La foto que tanta algarabía despertó el fin de semana pasado me ha recordado la interesante relación epistolar que J. Maritain y R. Aron mantuvieron a propósito del ensayo El fin del maquiavelismo (1941). Sólo una mentalidad tan ingenua como utópica podría negar que uno de los sentidos de la política es el realismo. Y éste nos dice que Cuba, la estrella de la VII Cumbre de las Américas, ha llegado a una situación extrema. La tiranía edificada al compás de los últimos cincuenta años ya no se sostiene. El pragmatismo de las partes conduce, pues, a un pacto supranacional para controlar la voladura del sistema. Nada de procesos internos de transición, sino procesos tutelados y dirigidos desde arriba que, según han escenificado los protagonistas, se irán conformando poco a poco, sin prisa, pero sin pausa.

Cualquiera que pretenda resistirse intelectual o activamente al deshielo iniciado hace unos meses, corre el riesgo de ahogarse a medida que vaya subiendo el nivel del mar. Aceptar las cosas como son y, más aún, desear con fervor que algunas dejen de ser como son, no significa, sin embargo, engañarse.
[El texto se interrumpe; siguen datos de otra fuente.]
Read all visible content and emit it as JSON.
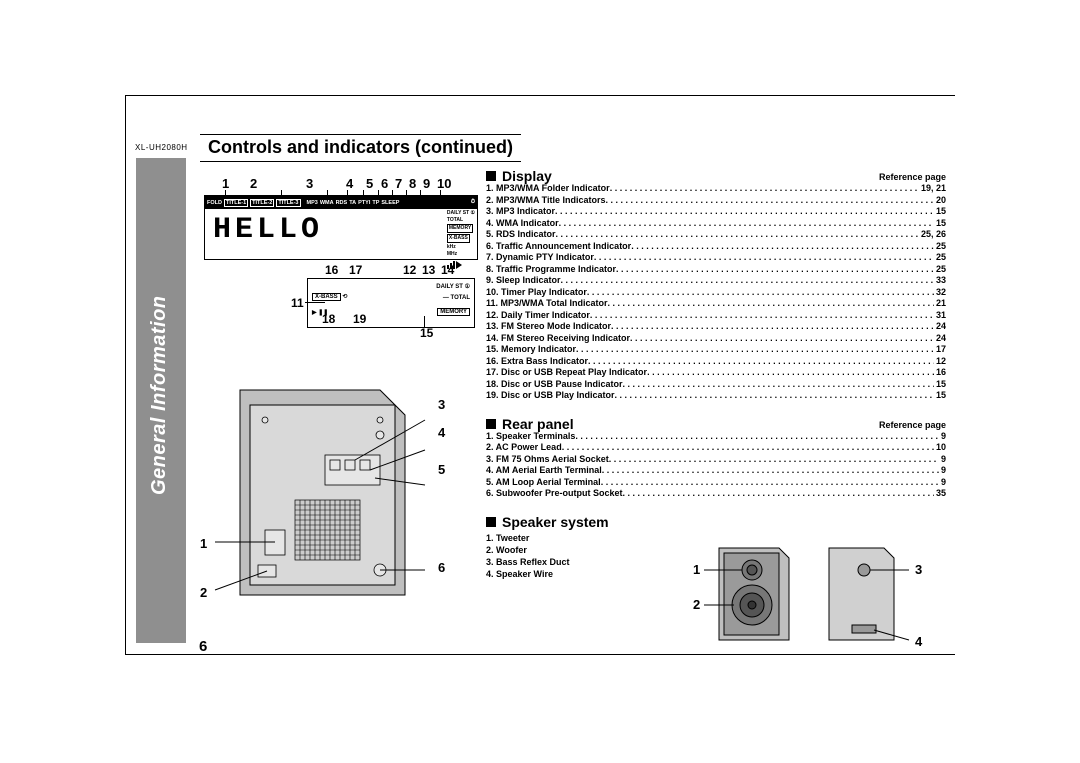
{
  "model": "XL-UH2080H",
  "title": "Controls and indicators (continued)",
  "sidebar_label": "General Information",
  "page_number": "6",
  "lcd": {
    "strip_items": [
      "FOLD",
      "TITLE-1",
      "TITLE-2",
      "TITLE-3",
      "MP3",
      "WMA",
      "RDS",
      "TA",
      "PTYI",
      "TP",
      "SLEEP"
    ],
    "boxed_items": [
      "TITLE-1",
      "TITLE-2",
      "TITLE-3"
    ],
    "center_text": "HELLO",
    "right_labels": [
      "DAILY",
      "ST",
      "①",
      "TOTAL",
      "MEMORY",
      "X-BASS",
      "kHz",
      "MHz"
    ]
  },
  "display_top_numbers": [
    "1",
    "2",
    "3",
    "4",
    "5",
    "6",
    "7",
    "8",
    "9",
    "10"
  ],
  "detail_numbers": {
    "a": "16",
    "b": "17",
    "c": "11",
    "d": "12",
    "e": "13",
    "f": "14",
    "g": "15",
    "h": "18",
    "i": "19"
  },
  "detail_labels": {
    "xbass": "X-BASS",
    "daily": "DAILY",
    "st": "ST",
    "one": "①",
    "total": "TOTAL",
    "memory": "MEMORY"
  },
  "rear_numbers": {
    "n1": "1",
    "n2": "2",
    "n3": "3",
    "n4": "4",
    "n5": "5",
    "n6": "6"
  },
  "speaker_numbers": {
    "n1": "1",
    "n2": "2",
    "n3": "3",
    "n4": "4"
  },
  "ref_label": "Reference page",
  "sections": {
    "display": {
      "heading": "Display",
      "items": [
        {
          "n": "1.",
          "label": "MP3/WMA Folder Indicator",
          "page": "19, 21"
        },
        {
          "n": "2.",
          "label": "MP3/WMA Title Indicators",
          "page": "20"
        },
        {
          "n": "3.",
          "label": "MP3 Indicator",
          "page": "15"
        },
        {
          "n": "4.",
          "label": "WMA Indicator",
          "page": "15"
        },
        {
          "n": "5.",
          "label": "RDS Indicator",
          "page": "25, 26"
        },
        {
          "n": "6.",
          "label": "Traffic Announcement Indicator",
          "page": "25"
        },
        {
          "n": "7.",
          "label": "Dynamic PTY Indicator",
          "page": "25"
        },
        {
          "n": "8.",
          "label": "Traffic Programme Indicator",
          "page": "25"
        },
        {
          "n": "9.",
          "label": "Sleep Indicator",
          "page": "33"
        },
        {
          "n": "10.",
          "label": "Timer Play Indicator",
          "page": "32"
        },
        {
          "n": "11.",
          "label": "MP3/WMA Total Indicator",
          "page": "21"
        },
        {
          "n": "12.",
          "label": "Daily Timer Indicator",
          "page": "31"
        },
        {
          "n": "13.",
          "label": "FM Stereo Mode Indicator",
          "page": "24"
        },
        {
          "n": "14.",
          "label": "FM Stereo Receiving Indicator",
          "page": "24"
        },
        {
          "n": "15.",
          "label": "Memory Indicator",
          "page": "17"
        },
        {
          "n": "16.",
          "label": "Extra Bass Indicator",
          "page": "12"
        },
        {
          "n": "17.",
          "label": "Disc or USB Repeat Play Indicator",
          "page": "16"
        },
        {
          "n": "18.",
          "label": "Disc or USB Pause Indicator",
          "page": "15"
        },
        {
          "n": "19.",
          "label": "Disc or USB Play Indicator",
          "page": "15"
        }
      ]
    },
    "rear": {
      "heading": "Rear panel",
      "items": [
        {
          "n": "1.",
          "label": "Speaker Terminals",
          "page": "9"
        },
        {
          "n": "2.",
          "label": "AC Power Lead",
          "page": "10"
        },
        {
          "n": "3.",
          "label": "FM 75 Ohms Aerial Socket",
          "page": "9"
        },
        {
          "n": "4.",
          "label": "AM Aerial Earth Terminal",
          "page": "9"
        },
        {
          "n": "5.",
          "label": "AM Loop Aerial Terminal",
          "page": "9"
        },
        {
          "n": "6.",
          "label": "Subwoofer Pre-output Socket",
          "page": "35"
        }
      ]
    },
    "speaker": {
      "heading": "Speaker system",
      "items": [
        {
          "n": "1.",
          "label": "Tweeter"
        },
        {
          "n": "2.",
          "label": "Woofer"
        },
        {
          "n": "3.",
          "label": "Bass Reflex Duct"
        },
        {
          "n": "4.",
          "label": "Speaker Wire"
        }
      ]
    }
  },
  "colors": {
    "sidebar": "#8f8f8f",
    "text": "#000000",
    "bg": "#ffffff"
  }
}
Ni la nueva Ostpolitik –en esta ocasión, entre un Presidente de origen africano y un general caribeño– es un dogma de fe, ni un acto de bonhomía. Que el castrismo debe caer, debe; que el bloqueo es una barbaridad, lo es; pero ¿es preciso que este proceso se haga sin contar con los cubanos? ¿No hay otro modo que mediante un pacto entre élites cuyos intereses no parecen, al menos por el momento, confesables?
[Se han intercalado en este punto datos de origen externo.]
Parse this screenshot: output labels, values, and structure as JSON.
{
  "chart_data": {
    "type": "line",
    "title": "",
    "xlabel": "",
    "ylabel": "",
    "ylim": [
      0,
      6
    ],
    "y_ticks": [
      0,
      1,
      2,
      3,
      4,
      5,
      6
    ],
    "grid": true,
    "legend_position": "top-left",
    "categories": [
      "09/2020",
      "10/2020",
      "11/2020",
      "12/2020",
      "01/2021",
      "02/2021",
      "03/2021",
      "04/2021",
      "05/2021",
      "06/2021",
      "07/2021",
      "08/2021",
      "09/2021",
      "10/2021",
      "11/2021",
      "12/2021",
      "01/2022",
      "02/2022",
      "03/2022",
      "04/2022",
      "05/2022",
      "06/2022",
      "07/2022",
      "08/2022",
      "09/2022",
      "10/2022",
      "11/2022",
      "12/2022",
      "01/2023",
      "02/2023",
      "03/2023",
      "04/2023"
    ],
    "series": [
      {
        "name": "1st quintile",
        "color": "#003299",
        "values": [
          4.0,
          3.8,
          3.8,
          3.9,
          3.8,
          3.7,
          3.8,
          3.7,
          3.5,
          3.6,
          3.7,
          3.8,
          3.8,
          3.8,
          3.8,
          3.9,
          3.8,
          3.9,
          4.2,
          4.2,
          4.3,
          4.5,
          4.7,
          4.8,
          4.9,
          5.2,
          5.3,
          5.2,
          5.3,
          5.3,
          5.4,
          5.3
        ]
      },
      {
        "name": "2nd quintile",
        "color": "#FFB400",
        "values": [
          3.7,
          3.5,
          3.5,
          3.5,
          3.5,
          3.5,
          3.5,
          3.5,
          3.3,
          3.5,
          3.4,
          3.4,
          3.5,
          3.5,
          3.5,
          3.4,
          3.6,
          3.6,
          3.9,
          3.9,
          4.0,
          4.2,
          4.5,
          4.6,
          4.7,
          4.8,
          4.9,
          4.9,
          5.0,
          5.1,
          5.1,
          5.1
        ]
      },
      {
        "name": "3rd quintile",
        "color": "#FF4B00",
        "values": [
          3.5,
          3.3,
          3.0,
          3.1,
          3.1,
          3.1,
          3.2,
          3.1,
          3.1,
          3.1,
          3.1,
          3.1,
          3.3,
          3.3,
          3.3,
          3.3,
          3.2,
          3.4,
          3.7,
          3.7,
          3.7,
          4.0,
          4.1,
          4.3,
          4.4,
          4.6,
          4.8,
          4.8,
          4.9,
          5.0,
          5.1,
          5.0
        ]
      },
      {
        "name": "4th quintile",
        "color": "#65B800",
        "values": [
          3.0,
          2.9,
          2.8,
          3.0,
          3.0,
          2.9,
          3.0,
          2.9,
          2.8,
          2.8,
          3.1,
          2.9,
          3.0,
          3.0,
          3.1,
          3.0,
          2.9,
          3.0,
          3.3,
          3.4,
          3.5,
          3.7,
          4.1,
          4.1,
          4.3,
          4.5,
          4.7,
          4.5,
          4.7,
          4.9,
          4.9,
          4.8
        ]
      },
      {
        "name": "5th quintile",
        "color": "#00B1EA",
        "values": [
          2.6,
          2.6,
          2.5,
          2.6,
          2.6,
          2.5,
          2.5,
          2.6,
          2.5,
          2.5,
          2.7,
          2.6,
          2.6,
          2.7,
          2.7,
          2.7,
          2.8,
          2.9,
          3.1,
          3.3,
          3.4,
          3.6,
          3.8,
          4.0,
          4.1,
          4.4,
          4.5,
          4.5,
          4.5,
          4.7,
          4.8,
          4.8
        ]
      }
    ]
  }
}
Es verdad que Cuba es una de las muchas Américas que se han dado cita en Panamá. Sin embargo, es sólo una de ellas. La diversidad es una de las notas características de un continente de casi mil millones de habitantes, de los cuales unos 350 viven entre Canadá y Estados Unidos. Los 650 millones restantes viven entre México y Tierra de Fuego; y, de ellos, 164 millones son pobres. Nominalmente, Panamá debía preguntarse por qué la prosperidad de un ciclo económico favorable no había resuelto el problema de la desigualdad y, de este modo, adelantar, entre otras, propuestas que permitieran a esta región del continente fortalecerse ante la depreciación de las materias primas, una industrialización deficiente o la falta de políticas de integración, ya sea entre sí, ya sea con Estados Unidos. Da la sensación de que los Gobiernos latinoamericanos no trabajan con la convicción firme de que sus problemas internos –corrupción, narcotráfico, tráfico y trata de personas, déficits en el Estado de Derecho, industrialización, reforma fiscal, desigualdad y pobreza– han dejado de ser estrictamente nacionales para convertirse en regionales, cuando no en continentales.
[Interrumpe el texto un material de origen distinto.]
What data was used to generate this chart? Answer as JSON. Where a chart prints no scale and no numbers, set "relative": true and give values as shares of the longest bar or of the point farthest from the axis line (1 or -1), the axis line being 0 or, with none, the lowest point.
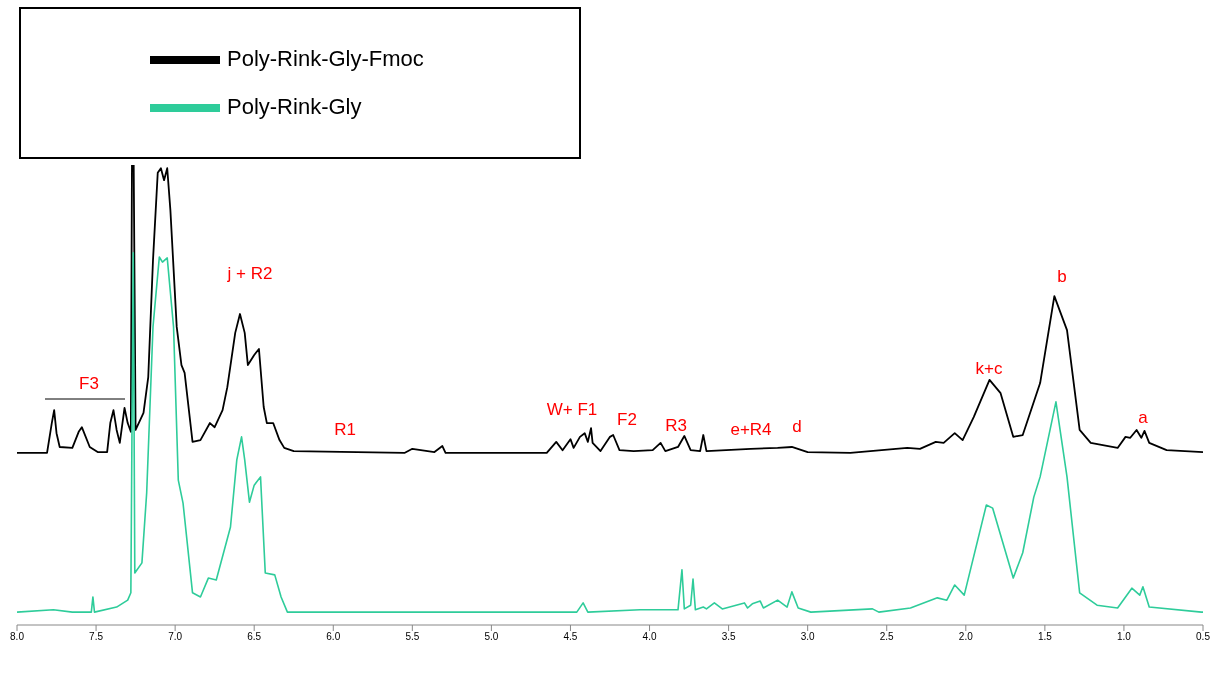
{
  "chart_data": {
    "type": "line",
    "relative": true,
    "xlim": [
      8.0,
      0.5
    ],
    "xticks": [
      {
        "value": 8,
        "label": "8.0"
      },
      7.5,
      {
        "value": 7,
        "label": "7.0"
      },
      6.5,
      {
        "value": 6,
        "label": "6.0"
      },
      5.5,
      {
        "value": 5,
        "label": "5.0"
      },
      4.5,
      {
        "value": 4,
        "label": "4.0"
      },
      3.5,
      {
        "value": 3,
        "label": "3.0"
      },
      2.5,
      {
        "value": 2,
        "label": "2.0"
      },
      1.5,
      {
        "value": 1,
        "label": "1.0"
      },
      0.5
    ],
    "grid": false,
    "legend": "top left",
    "marker": "none",
    "line_style": "solid",
    "series": [
      {
        "name": "Poly-Rink-Gly-Fmoc",
        "color": "#000000",
        "x": [
          8.0,
          7.81,
          7.78,
          7.765,
          7.75,
          7.73,
          7.65,
          7.61,
          7.59,
          7.54,
          7.49,
          7.43,
          7.41,
          7.39,
          7.37,
          7.35,
          7.32,
          7.3,
          7.28,
          7.273,
          7.262,
          7.25,
          7.2,
          7.17,
          7.14,
          7.11,
          7.09,
          7.07,
          7.05,
          7.03,
          6.99,
          6.96,
          6.94,
          6.89,
          6.84,
          6.78,
          6.75,
          6.7,
          6.67,
          6.62,
          6.59,
          6.56,
          6.54,
          6.5,
          6.47,
          6.44,
          6.42,
          6.38,
          6.34,
          6.31,
          6.25,
          5.55,
          5.5,
          5.36,
          5.31,
          5.29,
          4.65,
          4.59,
          4.55,
          4.5,
          4.48,
          4.44,
          4.41,
          4.39,
          4.37,
          4.36,
          4.31,
          4.25,
          4.23,
          4.19,
          4.1,
          3.98,
          3.93,
          3.9,
          3.82,
          3.78,
          3.74,
          3.68,
          3.66,
          3.64,
          3.36,
          3.19,
          3.1,
          3.0,
          2.73,
          2.37,
          2.29,
          2.19,
          2.14,
          2.07,
          2.02,
          1.95,
          1.85,
          1.78,
          1.7,
          1.64,
          1.53,
          1.44,
          1.36,
          1.28,
          1.21,
          1.04,
          0.99,
          0.96,
          0.92,
          0.89,
          0.87,
          0.84,
          0.73,
          0.5
        ],
        "values": [
          0.374,
          0.374,
          0.439,
          0.467,
          0.417,
          0.387,
          0.385,
          0.42,
          0.43,
          0.387,
          0.376,
          0.376,
          0.439,
          0.467,
          0.424,
          0.396,
          0.472,
          0.439,
          0.42,
          1.0,
          1.0,
          0.424,
          0.461,
          0.539,
          0.793,
          0.983,
          0.993,
          0.967,
          0.993,
          0.902,
          0.648,
          0.565,
          0.548,
          0.398,
          0.402,
          0.439,
          0.43,
          0.467,
          0.517,
          0.635,
          0.676,
          0.635,
          0.565,
          0.587,
          0.6,
          0.474,
          0.439,
          0.439,
          0.402,
          0.385,
          0.378,
          0.374,
          0.383,
          0.376,
          0.389,
          0.374,
          0.374,
          0.398,
          0.38,
          0.404,
          0.385,
          0.409,
          0.417,
          0.398,
          0.428,
          0.396,
          0.378,
          0.409,
          0.413,
          0.38,
          0.378,
          0.38,
          0.396,
          0.378,
          0.387,
          0.411,
          0.38,
          0.378,
          0.413,
          0.378,
          0.383,
          0.385,
          0.387,
          0.376,
          0.374,
          0.385,
          0.383,
          0.398,
          0.396,
          0.417,
          0.402,
          0.452,
          0.533,
          0.504,
          0.409,
          0.413,
          0.526,
          0.715,
          0.641,
          0.424,
          0.396,
          0.385,
          0.409,
          0.407,
          0.424,
          0.407,
          0.422,
          0.396,
          0.38,
          0.376
        ]
      },
      {
        "name": "Poly-Rink-Gly",
        "color": "#2ecc9a",
        "x": [
          8.0,
          7.77,
          7.65,
          7.53,
          7.52,
          7.51,
          7.37,
          7.3,
          7.28,
          7.265,
          7.255,
          7.21,
          7.18,
          7.14,
          7.1,
          7.08,
          7.05,
          7.01,
          6.98,
          6.95,
          6.89,
          6.84,
          6.79,
          6.74,
          6.65,
          6.61,
          6.58,
          6.56,
          6.53,
          6.5,
          6.46,
          6.43,
          6.37,
          6.33,
          6.29,
          4.46,
          4.42,
          4.39,
          4.06,
          3.82,
          3.795,
          3.78,
          3.74,
          3.725,
          3.71,
          3.66,
          3.64,
          3.59,
          3.54,
          3.4,
          3.38,
          3.35,
          3.3,
          3.28,
          3.19,
          3.13,
          3.1,
          3.06,
          2.98,
          2.59,
          2.55,
          2.35,
          2.18,
          2.12,
          2.07,
          2.01,
          1.87,
          1.83,
          1.7,
          1.64,
          1.57,
          1.53,
          1.43,
          1.36,
          1.28,
          1.17,
          1.04,
          0.95,
          0.9,
          0.88,
          0.84,
          0.51,
          0.5
        ],
        "values": [
          0.028,
          0.033,
          0.028,
          0.028,
          0.061,
          0.028,
          0.039,
          0.054,
          0.07,
          0.809,
          0.113,
          0.135,
          0.287,
          0.648,
          0.8,
          0.789,
          0.798,
          0.648,
          0.315,
          0.265,
          0.07,
          0.061,
          0.102,
          0.098,
          0.213,
          0.359,
          0.409,
          0.359,
          0.267,
          0.304,
          0.322,
          0.113,
          0.109,
          0.061,
          0.028,
          0.028,
          0.048,
          0.028,
          0.033,
          0.033,
          0.12,
          0.035,
          0.043,
          0.1,
          0.033,
          0.039,
          0.035,
          0.048,
          0.035,
          0.048,
          0.037,
          0.046,
          0.052,
          0.037,
          0.054,
          0.039,
          0.072,
          0.037,
          0.028,
          0.035,
          0.028,
          0.037,
          0.059,
          0.054,
          0.087,
          0.065,
          0.261,
          0.254,
          0.102,
          0.157,
          0.278,
          0.322,
          0.485,
          0.322,
          0.07,
          0.043,
          0.037,
          0.08,
          0.065,
          0.083,
          0.039,
          0.028,
          0.028
        ]
      }
    ],
    "annotations": [
      "F3",
      "j + R2",
      "R1",
      "W+ F1",
      "F2",
      "R3",
      "e+R4",
      "d",
      "k+c",
      "b",
      "a"
    ]
  }
}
Por eso, sorprende que, siendo cierto que el fin de la Guerra Fría pasa por la apertura de relaciones con Cuba, y por una alianza estratégica que, de no hacerse con Estados Unidos, sólo podría pasar por China, no lo es menos que hay otras citas históricas que los actuales Gobiernos latinoamericanos parecen eludir. Y ésas, aun con el riesgo de un diagnóstico parcial, tienen que ver con la prosperidad de sus pueblos.